In the four generations of the family in which St. Andrew Kim was born, he said, 11 members have died for their faith, some of whom have already been canonised, while others are beatified. “Therefore,” he said, “this Jubilee will give us all the opportunity to interiorise the spirituality of martyrdom.”
“Are you a Catholic?”
He explained the jubilee theme, “Are you a Catholic?”, the question that St. Andrew Kim faced during his interrogation in prison.
He replied, “Yes, I am Catholic”, which cost his life. “For our martyrs, faith was the most important value,” Bishop Lazarus said, adding that for this “year of special grace, the Korean bishops wanted to take into consideration precisely the question, as a strong warning to all of us Christians today.”
He pointed out that in South Korea, only 11% of the population is Catholic, while more than half declare themselves without any religion.
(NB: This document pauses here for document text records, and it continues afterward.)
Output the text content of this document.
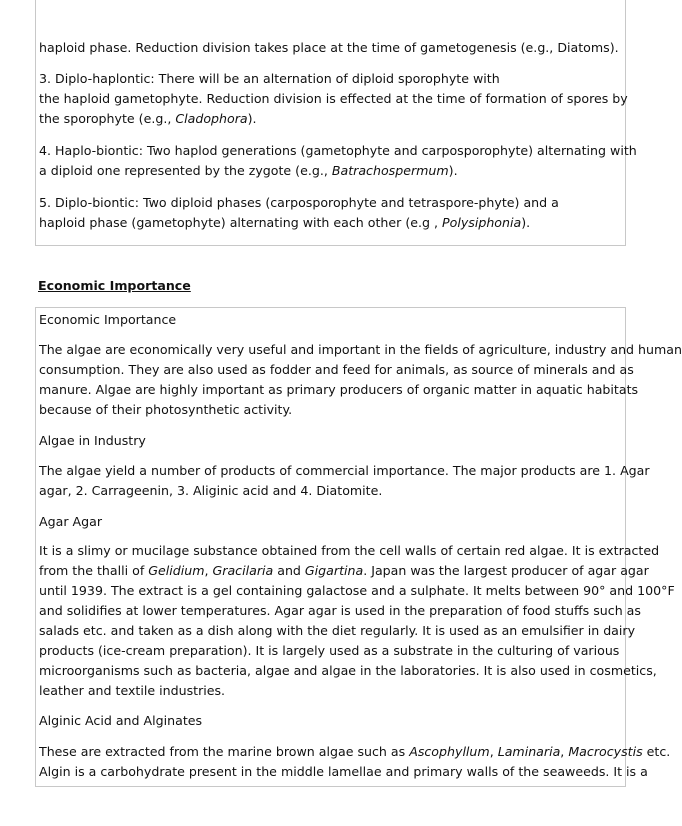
haploid phase. Reduction division takes place at the time of gametogenesis (e.g., Diatoms).
3. Diplo-haplontic: There will be an alternation of diploid sporophyte with
the haploid gametophyte. Reduction division is effected at the time of formation of spores by
the sporophyte (e.g., Cladophora).
4. Haplo-biontic: Two haplod generations (gametophyte and carposporophyte) alternating with
a diploid one represented by the zygote (e.g., Batrachospermum).
5. Diplo-biontic: Two diploid phases (carposporophyte and tetraspore-phyte) and a
haploid phase (gametophyte) alternating with each other (e.g , Polysiphonia).
Economic Importance
Economic Importance
The algae are economically very useful and important in the fields of agriculture, industry and human
consumption. They are also used as fodder and feed for animals, as source of minerals and as
manure. Algae are highly important as primary producers of organic matter in aquatic habitats
because of their photosynthetic activity.
Algae in Industry
The algae yield a number of products of commercial importance. The major products are 1. Agar
agar, 2. Carrageenin, 3. Aliginic acid and 4. Diatomite.
Agar Agar
It is a slimy or mucilage substance obtained from the cell walls of certain red algae. It is extracted
from the thalli of Gelidium, Gracilaria and Gigartina. Japan was the largest producer of agar agar
until 1939. The extract is a gel containing galactose and a sulphate. It melts between 90° and 100°F
and solidifies at lower temperatures. Agar agar is used in the preparation of food stuffs such as
salads etc. and taken as a dish along with the diet regularly. It is used as an emulsifier in dairy
products (ice-cream preparation). It is largely used as a substrate in the culturing of various
microorganisms such as bacteria, algae and algae in the laboratories. It is also used in cosmetics,
leather and textile industries.
Alginic Acid and Alginates
These are extracted from the marine brown algae such as Ascophyllum, Laminaria, Macrocystis etc.
Algin is a carbohydrate present in the middle lamellae and primary walls of the seaweeds. It is a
The interrogator’s question, he said, “calls us to reflect seriously on our identity and our consistency as Catholics.”
In this regard, he said, Catholics in his diocese have launched a humanitarian aid programme of supplying COVID-19 vaccines to those in North Korea.
The bishop noted that health protocols have restricted many of the bicentenary programmes to virtual events, which do not have the same effect as direct encounters but are a valuable tool to pause and give more attention to oneself.
Challenge to youth and priests
He said that the Church is concerned about challenges such as individualism, materialism and competition emerging in Korean society, which lead young people to lose the sense of faith and lead them astray from the authentic values of their culture.
Bishop Lazarus also sees the 200th birth centenary celebrations as a time for the evangelical, spiritual and pastoral conversion of Korean priests, who, he said, “need to rediscover their passion for evangelisation”.
He lamented the “negative impact of clericalism” in the Church of Korea, considering the fact that, if the Korean Church still exists today, it is because of the faith and activities of the lay faithful who kept the faith alive during the persecution and afterwards. He also notes the influence of materialism and secularisation among Korean priests.
Bishop Lazarus hopes that “through the grace of this Jubilee year and the protection of St. Andrew Kim, Korean priests will find joy in walking on the path of Christ, living a more coherent life, poor in worldliness and rich in Gospel values”.
The United Nations Educational, Scientific and Cultural Organisation, UNESCO, granted patronage to the celebrations of St. Andrew Kim, during its 40th General Conference in October.
Bishop Lazarus, who led a delegation to the conference, said UNESCO recognised the great human and cultural heritage that the martyr has left not only for the Church in Korea but also for the world. St. Andrew Kim Kim, he said, was a tireless advocate of human rights, he taught that all people are precious sons and daughters of God, both those who belonged to the upper and lower social classes in the caste system of the time. Thus, St. Andrew Kim was one of the main protagonists who introduced the universal value of humanity to the Koreans.
An estimated 8,000 to 10,000 Christians are said to have lost their lives during the 19th Century persecution.
Besides the canonisation of 103 martyrs by Pope John Paul II in 1984, another 124 were beatified by Pope Francis in Seoul on August 16, 2014. There is also a move to consider those killed for their faith by communists in the last century during the Korean War.
The Vatican Secretary of State, Cardinal Pietro Parolin, has sent the Korean Church a message on behalf of Pope Francis for the bicentenary celebrations.
He said the Holy Father is praying that this outstanding legacy of Korean martyrs will empower all of God’s people to work for the preaching of the Gospel and for the expansion of the Kingdom of God of holiness, justice and peace.
“In this way, the Korean Church will be a home that is always more and more open, while walking with people’s lives, supporting hope, building bridges, and sowing seeds of unity and reconciliation.”